A procession through the town by various Asafo companies, Chiefs and Organizations precedes a grand durbar of Chiefs and people of Anomabo Traditional Area on Saturday. At the durbar grounds, the Chiefs and the people take stock of the year’s achievements as well as their problems. Completed projects are commissioned and new ones launched. 

Entertainment activities in a variety of forms such as dances, concerts, football matches
and afternoon jams as well as crowning of Miss Okyir are organised to make the festival grand, interesting and memorable. Ahobaa Ahobaa is celebrated by the people of EnyanKakraba – Saltpond in the Central Region. It commemorates the end of an epidemic and in honour of a man called “Ahor” who sacrificed his life to end the epidemic. It is held annually in the third week of September.

Masqueraders Festival started around the 1920s and is celebrated on the first of January every year, drawing crowds from all over. There are fancy dressed group who participate in the festival competition wearing masks and accompanied by brass band music. The festival begins in the morning of New Year day, with street dancing and is open to all performing groups who parade through the principal street of Winneba.

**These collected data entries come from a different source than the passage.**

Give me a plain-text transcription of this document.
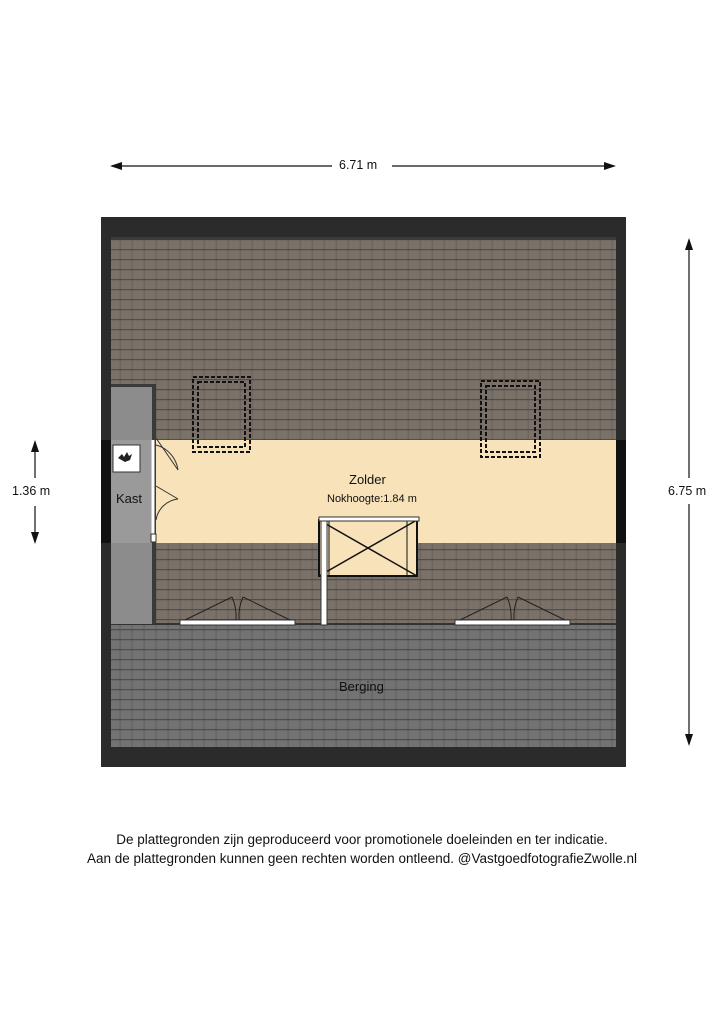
6.71 m
6.75 m
1.36 m
Zolder
Nokhoogte:1.84 m
Kast
Berging
De plattegronden zijn geproduceerd voor promotionele doeleinden en ter indicatie.
Aan de plattegronden kunnen geen rechten worden ontleend. @VastgoedfotografieZwolle.nl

The parade converges at the Advanced Teacher Training College (now University College of Education) park where the competition takes the form of a march past and three different dances.
A team of judges award marks and the most versatile group is crowned winner. Odwira is celebrated by the Denkyira people and runs for weeks.

It begins at Jukwa the Traditional Capital and ends at Dunkwa- On-Offin the Administrative Capital. It signifies the cleansing or bathing of their ancestors and lesser gods. Drumming and firing of guns announces the festival in the palace. There is wailing and weeping by the women amidst the firing of guns by the Asafo Companies in remembrance of the departed.

The Paramount Chief is carried in a palanquin to a sacred place where sacrifices are offered to departed royals of the Denkyira state. After the first week of the festival in Jukwa, it is moved to Dunkwa-OnOffin for its climax.